Омежина ответила ему благодарным наклонением головы. Улыбаясь странно и неверно, так что нельзя было понять, весело ли ей очень или хочется плакать, она говорила:
— Мой муж был слабый, злой человек. Не понимаю теперь, почему, за что я его любила, почему не уходила от него. Сначала робко, потом все откровеннее и злее с каждым годом он мучил меня. Все виды мучений он разнообразил, чтобы терзать меня, но скоро он остановился на одной, самой простой и обыкновенной муке. Не понимаю, почему я все это терпела. И тогда не понимала, и теперь не понимаю. Может быть, ждала чего-то. Как бы то ни было, я была перед ним, слабым и злым, как покорная раба.
И Омежина спокойно и подробно стала рассказывать Крагаеву, как мучил ее муж. Говорила, как о ком-то чужом, словно не она претерпела все эти мучительства и издевательства.
С жалостью и с негодованием слушал ее Крагаев, но так тих и ровен был ее голос и такая злая зараза дышала в нем, что вдруг Крагаев почувствовал в себе дикое желание повергнуть ее на землю и бить ее, как бил ее муж. Чем дольше она говорила, чем больше узнавал он подробностей этого злого мучительства, тем яснее он чувствовал и в себе это возрастающее злое желание. Сначала ему казалось, что говорит в нем досада на ту бесстыдную откровенность, с которою она передавала ему свою мучительную повесть, — что это ее тихий, почти невинный цинизм вызывает в нем дикое желание. Но скоро он понял, что это злобное чувство имеет более глубокую причину.

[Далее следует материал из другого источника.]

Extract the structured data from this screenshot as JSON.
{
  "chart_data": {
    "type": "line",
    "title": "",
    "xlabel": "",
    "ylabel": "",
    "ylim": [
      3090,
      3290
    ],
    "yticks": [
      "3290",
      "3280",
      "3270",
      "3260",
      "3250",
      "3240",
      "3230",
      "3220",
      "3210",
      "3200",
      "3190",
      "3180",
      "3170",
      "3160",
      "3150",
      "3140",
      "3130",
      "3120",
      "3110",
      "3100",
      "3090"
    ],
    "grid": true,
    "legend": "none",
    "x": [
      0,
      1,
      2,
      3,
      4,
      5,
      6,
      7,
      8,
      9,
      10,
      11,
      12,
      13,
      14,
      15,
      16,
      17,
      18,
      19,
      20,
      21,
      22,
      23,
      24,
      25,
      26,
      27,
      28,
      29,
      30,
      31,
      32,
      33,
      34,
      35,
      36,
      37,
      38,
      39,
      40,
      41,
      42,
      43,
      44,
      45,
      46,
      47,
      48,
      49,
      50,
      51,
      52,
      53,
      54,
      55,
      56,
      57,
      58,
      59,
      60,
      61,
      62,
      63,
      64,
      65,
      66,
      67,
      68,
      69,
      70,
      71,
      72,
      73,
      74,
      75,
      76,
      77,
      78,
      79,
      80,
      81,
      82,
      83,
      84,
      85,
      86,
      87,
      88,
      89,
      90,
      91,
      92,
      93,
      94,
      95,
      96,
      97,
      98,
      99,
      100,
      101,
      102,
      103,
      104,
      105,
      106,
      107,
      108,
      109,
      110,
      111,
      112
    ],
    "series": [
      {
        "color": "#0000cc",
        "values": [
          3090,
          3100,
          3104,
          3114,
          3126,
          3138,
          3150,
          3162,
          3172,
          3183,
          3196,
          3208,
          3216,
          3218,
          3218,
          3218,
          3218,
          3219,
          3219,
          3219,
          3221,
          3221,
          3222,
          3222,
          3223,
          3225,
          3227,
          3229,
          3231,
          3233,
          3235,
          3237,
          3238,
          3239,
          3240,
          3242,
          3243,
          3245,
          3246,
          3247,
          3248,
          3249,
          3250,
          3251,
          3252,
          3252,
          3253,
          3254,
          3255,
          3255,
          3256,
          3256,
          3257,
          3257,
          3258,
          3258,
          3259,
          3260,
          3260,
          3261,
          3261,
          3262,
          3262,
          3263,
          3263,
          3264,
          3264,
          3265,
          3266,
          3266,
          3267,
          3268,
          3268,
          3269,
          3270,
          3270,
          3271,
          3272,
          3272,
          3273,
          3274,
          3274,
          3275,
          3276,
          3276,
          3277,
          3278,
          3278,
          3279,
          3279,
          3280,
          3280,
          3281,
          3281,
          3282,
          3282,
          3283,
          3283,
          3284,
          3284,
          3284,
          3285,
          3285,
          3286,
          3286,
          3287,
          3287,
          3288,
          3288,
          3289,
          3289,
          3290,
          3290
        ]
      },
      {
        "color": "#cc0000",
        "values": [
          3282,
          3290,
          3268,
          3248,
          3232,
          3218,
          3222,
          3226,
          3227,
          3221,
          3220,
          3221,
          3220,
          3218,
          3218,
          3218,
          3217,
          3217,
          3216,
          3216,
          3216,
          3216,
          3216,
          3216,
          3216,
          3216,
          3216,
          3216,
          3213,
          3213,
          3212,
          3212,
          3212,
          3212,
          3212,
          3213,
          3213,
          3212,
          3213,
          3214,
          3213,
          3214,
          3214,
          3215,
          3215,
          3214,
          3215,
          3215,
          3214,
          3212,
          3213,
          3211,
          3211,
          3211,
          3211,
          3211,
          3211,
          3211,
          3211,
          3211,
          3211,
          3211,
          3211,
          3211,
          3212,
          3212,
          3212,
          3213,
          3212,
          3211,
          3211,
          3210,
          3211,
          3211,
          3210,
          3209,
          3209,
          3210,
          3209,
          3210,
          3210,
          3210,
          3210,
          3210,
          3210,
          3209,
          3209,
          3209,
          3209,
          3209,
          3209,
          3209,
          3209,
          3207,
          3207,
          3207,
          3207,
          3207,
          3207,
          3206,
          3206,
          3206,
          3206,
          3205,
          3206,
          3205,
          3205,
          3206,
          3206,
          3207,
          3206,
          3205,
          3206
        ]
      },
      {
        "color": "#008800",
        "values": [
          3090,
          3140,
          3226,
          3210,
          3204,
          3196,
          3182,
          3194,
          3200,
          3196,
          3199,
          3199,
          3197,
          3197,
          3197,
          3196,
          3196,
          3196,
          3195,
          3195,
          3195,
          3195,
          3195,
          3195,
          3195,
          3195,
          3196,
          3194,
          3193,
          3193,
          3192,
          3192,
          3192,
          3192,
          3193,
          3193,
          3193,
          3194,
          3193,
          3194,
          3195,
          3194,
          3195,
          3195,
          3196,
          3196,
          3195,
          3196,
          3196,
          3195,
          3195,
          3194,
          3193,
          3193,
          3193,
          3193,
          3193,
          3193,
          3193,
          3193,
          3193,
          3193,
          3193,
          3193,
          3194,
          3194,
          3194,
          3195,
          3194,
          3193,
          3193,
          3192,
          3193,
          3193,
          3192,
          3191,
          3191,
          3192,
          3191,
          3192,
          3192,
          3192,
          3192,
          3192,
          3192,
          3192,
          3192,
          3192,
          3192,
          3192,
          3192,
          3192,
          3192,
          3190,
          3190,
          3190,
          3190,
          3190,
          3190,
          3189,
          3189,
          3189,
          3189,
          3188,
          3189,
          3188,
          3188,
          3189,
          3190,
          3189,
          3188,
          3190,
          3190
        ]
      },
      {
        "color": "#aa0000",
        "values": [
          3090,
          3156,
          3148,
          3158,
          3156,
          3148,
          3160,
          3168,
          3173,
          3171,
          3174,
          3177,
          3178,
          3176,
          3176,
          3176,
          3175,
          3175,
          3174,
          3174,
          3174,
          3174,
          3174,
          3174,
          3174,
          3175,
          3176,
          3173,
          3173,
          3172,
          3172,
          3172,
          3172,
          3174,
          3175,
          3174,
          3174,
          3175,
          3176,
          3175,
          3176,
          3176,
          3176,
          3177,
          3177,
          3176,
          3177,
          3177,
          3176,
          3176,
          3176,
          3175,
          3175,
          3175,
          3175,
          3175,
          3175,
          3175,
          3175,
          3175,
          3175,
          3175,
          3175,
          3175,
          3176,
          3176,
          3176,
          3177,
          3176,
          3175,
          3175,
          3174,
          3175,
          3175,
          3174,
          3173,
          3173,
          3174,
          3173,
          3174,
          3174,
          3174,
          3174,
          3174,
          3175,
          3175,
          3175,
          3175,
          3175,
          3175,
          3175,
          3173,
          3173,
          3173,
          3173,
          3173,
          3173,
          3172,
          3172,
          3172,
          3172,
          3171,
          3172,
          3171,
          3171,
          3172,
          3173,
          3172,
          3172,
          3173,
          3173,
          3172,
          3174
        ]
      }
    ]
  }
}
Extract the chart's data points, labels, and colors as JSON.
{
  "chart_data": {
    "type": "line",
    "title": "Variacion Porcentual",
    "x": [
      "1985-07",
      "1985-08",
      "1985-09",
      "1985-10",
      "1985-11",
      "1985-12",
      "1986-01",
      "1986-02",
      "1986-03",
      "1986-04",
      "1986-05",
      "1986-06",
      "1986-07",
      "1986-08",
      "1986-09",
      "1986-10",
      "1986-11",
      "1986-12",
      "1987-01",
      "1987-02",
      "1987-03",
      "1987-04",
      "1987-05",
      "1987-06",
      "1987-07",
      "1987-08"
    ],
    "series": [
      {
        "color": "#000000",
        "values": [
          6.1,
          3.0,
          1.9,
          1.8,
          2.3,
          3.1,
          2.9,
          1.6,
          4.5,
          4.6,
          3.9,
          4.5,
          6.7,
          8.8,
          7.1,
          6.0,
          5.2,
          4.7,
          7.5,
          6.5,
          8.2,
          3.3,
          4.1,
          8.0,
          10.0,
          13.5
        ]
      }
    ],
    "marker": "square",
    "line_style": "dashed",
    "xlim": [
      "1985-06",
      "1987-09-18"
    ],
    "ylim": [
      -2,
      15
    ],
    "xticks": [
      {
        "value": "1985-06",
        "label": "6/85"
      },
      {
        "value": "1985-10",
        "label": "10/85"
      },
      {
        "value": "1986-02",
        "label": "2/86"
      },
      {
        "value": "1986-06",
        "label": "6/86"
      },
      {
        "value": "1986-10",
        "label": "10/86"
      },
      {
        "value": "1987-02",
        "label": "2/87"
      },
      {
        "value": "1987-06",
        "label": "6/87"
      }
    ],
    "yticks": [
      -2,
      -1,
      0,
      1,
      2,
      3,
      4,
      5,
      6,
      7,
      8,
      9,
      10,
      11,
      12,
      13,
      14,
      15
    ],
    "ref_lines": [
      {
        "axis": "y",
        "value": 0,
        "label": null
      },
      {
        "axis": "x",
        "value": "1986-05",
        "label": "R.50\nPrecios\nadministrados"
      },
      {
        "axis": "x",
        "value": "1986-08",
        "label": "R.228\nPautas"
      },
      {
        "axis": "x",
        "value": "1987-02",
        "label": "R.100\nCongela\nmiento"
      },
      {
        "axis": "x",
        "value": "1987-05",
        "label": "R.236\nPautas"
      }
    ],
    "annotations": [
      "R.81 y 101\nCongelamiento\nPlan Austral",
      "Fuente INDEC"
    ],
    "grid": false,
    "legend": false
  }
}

Или уж и в самом деле не душа ли покойного воплощалась в нем, изуродованная душа злого, слабого мучителя? Он ужаснулся, но скоро почувствовал, как в душе его умирает этот мгновенно-острый ужас, как все повелительнее разгорается в душе похоть к мучительству, злая и мелкая отрава.
Омежина говорила:
— Все это я терпела. И ни разу никому не пожаловалась. И даже в душе не роптала. Но был день весною, когда я была так же слаба, как и он. В душу мою вошло желание его смерти. Были ли очень мучительны те побои, которые он мне тогда наносил, весна ли с этими призрачными белыми ночами так на меня действовала, — не знаю, откуда в меня вошло это желание. Так странно! Я никогда не была ни злою, ни слабою. Несколько дней я томилась этим подлым желанием. Я ночью садилась у окна, смотрела в тихий, неясный свет городской северной ночи, с тоскою и со злостью сжимала свои руки и думала настойчиво и зло: «Умри, проклятый, умри!» И случилось так, что он вдруг умер, вот в этот самый день, ровно в два часа ночи. Но я не убила его. О, не думайте, что я убила его!
— Помилуйте, я не думаю этого, — сказал Крагаев, но голос его звучал почти сердито.
— Он умер сам, — продолжала Омежина. — Или, может быть, силою моего злого желания я свела его в могилу? Может быть, так могущественна бывает иногда воля человека? Не знаю. Но я не чувствовала раскаяния. Совесть моя была совершенно спокойна. И так продолжалось до следующей весны. Весною чем яснее становились ночи, тем хуже было мне. Тоска томила меня все сильнее и сильнее. Наконец, в ночь его смерти он пришел ко мне и мучил меня долго.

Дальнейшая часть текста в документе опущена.